Venture reported 2Q19 earnings per share of 31.4 cents, down 6.5% from 33.6 cents a year ago. The counter also declared a 20 cents per share dividend to be paid on Sept 19.
In its outlook statement, Venture says the immediate future appears uncertain as the US-China trade war continues to drag on, together with escalating geopolitical tensions. However, the company says it has put in place measures to help navigate this dynamic environment.
“Venture will continue to diversify its value creation/value capture pathways in the multiple ecosystems it participates in. Focus will be on selected domains that have growth and value creation opportunities.

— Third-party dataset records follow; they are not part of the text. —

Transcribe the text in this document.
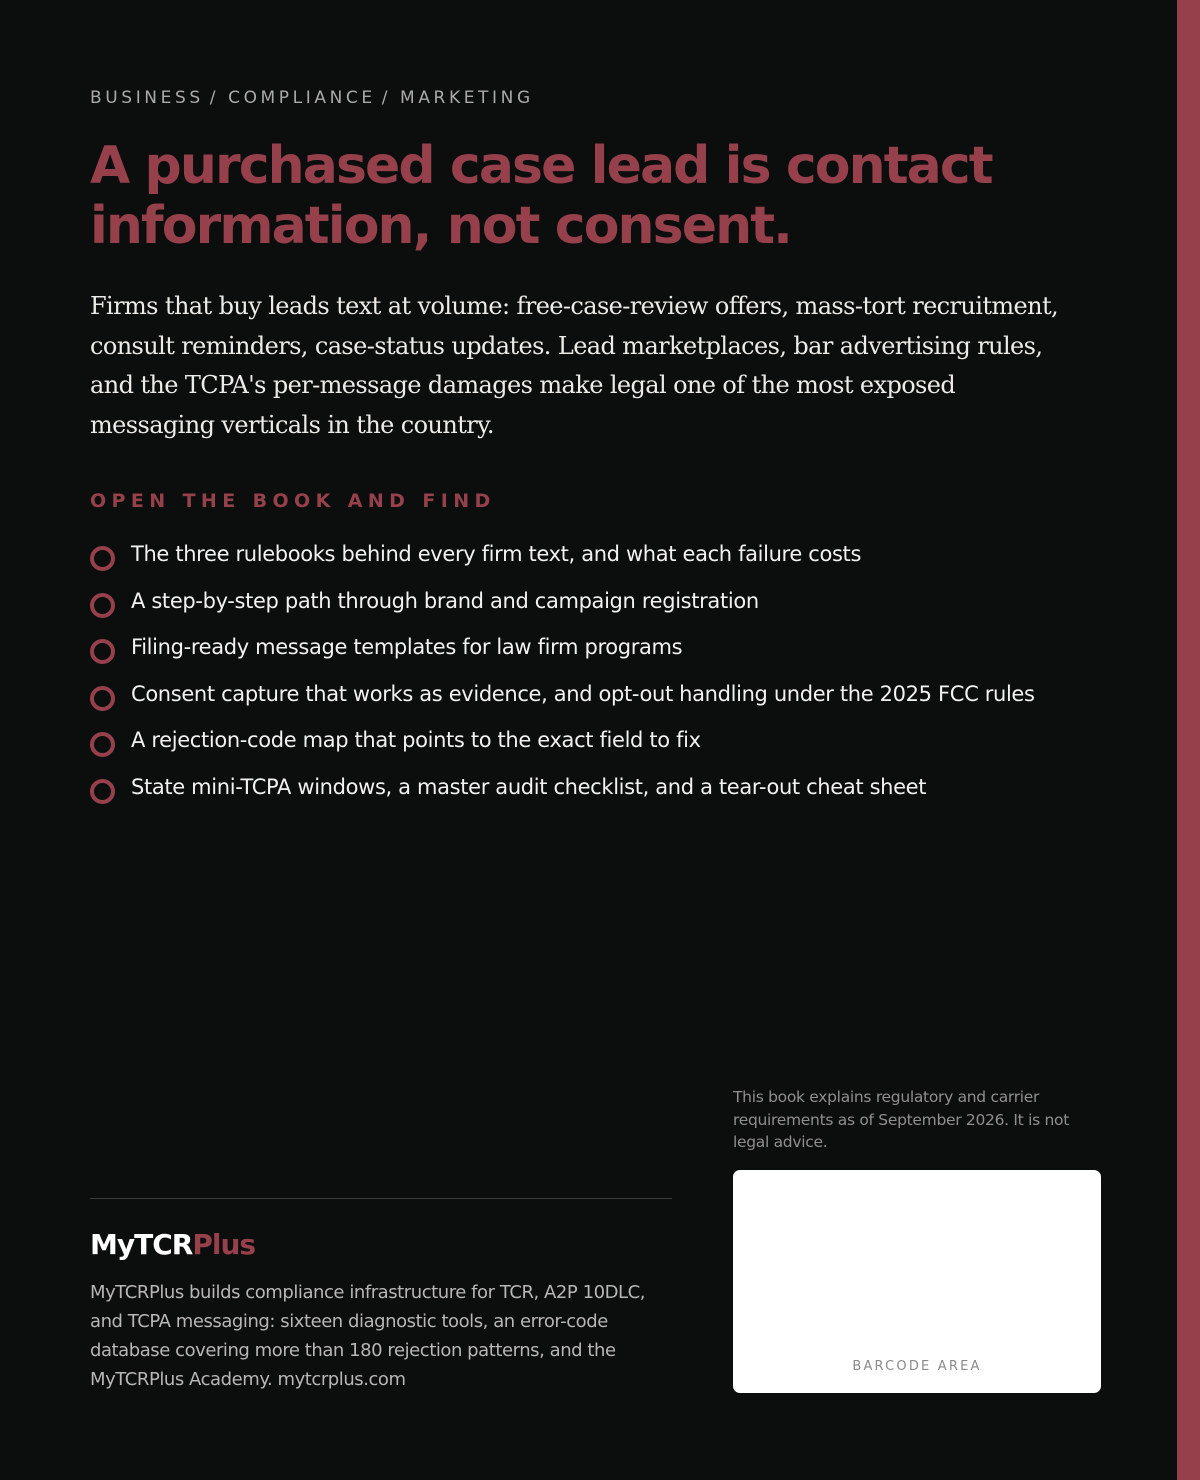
BUSINESS / COMPLIANCE / MARKETING
A purchased case lead is contact information, not consent.

Firms that buy leads text at volume: free-case-review offers, mass-tort recruitment, consult reminders, case-status updates. Lead marketplaces, bar advertising rules, and the TCPA's per-message damages make legal one of the most exposed messaging verticals in the country.

OPEN THE BOOK AND FIND
The three rulebooks behind every firm text, and what each failure costs
A step-by-step path through brand and campaign registration
Filing-ready message templates for law firm programs
Consent capture that works as evidence, and opt-out handling under the 2025 FCC rules
A rejection-code map that points to the exact field to fix
State mini-TCPA windows, a master audit checklist, and a tear-out cheat sheet

This book explains regulatory and carrier requirements as of September 2026. It is not legal advice.

MyTCRPlus

MyTCRPlus builds compliance infrastructure for TCR, A2P 10DLC, and TCPA messaging: sixteen diagnostic tools, an error-code database covering more than 180 rejection patterns, and the MyTCRPlus Academy. mytcrplus.com

BARCODE AREA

Strong emphasis will be placed on building new differentiating capabilities to enhance the Group’s competitiveness,” says Venture in its results release.
Venture also boasted of its strong financial resources, saying it has $761.8 million in cash and bank balances as of June 30 which will allow it to capture growth opportunities as and when necessary.
“Amid the headwinds, Venture will remain vigilant, agile to adapt and relentless in its pursuit of excellence,” it adds.
So will Venture see a brighter 3Q19? Based on the seven “buy”, one “hold” and two “sell” according to Bloomberg data, analysts seem confident Venture will ride out this difficult period.
In an Aug 13 report, UOB Kay Hian analyst John Cheong says the cut in revenue guidance by client Illumina, did not seem to have a major impact on Venture’s revenue. Cheong has upgraded the stock to a “buy” with a lower target of $17.70.
In a separate Aug 13 report, RHB Research analyst Jarick Seet is similarly bullish, upgrading the stock to a “buy” with a target price of $14.76. Seet expects Venture’s focus on its long-term strategy to pay off and although growth will still be tempered by the ongoing trade war, he expects higher contributions in 2H19 from customers won over past years.
On the other hand, Maybank Kim Eng analyst Lai Gene Lih expects Venture to be a beneficiary of the trade war as only 2% of its sales are affected by tariffs. In an Aug 13 report, Lai is maintaining a “buy” with a target price of $19.74. Lai also remains confident about Venture’s exposure to megatrends such as genomics, food safety, air quality, 5G infrastructure and smart buildings through its customers such as Illumina, Thermo Fisher, Aglient, Keysight, Broadcom, Honeywell and ABB.
DBS Group Research analyst Lee Keng Ling is also maintaining Venture at a “buy” and a price target of $18.60. “We remain positive on VMS’s ability to monetise its unique offerings, know-how and hard-to-replicate ecosystems. It continues to build new differentiating capabilities to enhance its competitiveness,” says Lai in an Aug 13 report.
Lastly, Daiwa Capital Markets analyst Royston Tan is maintaining Venture at “outperform” with a target price of $17.90. “We believe its recent share price selldown amid trade-war concerns is overdone, as evident from its earnings resilience this quarter and see the current share-price weakness as a buying opportunity,” says Tan.
“Shares of Venture continue to trade at a steep discount vs. its international peers, which we deem as unwarranted given what we see as the company’s superior earnings generation profile, and we expect a gradual re-rating of the shares in 2H19,” he adds.
As at 12.37pm, shares in Venture are up 20 cents at $15.48.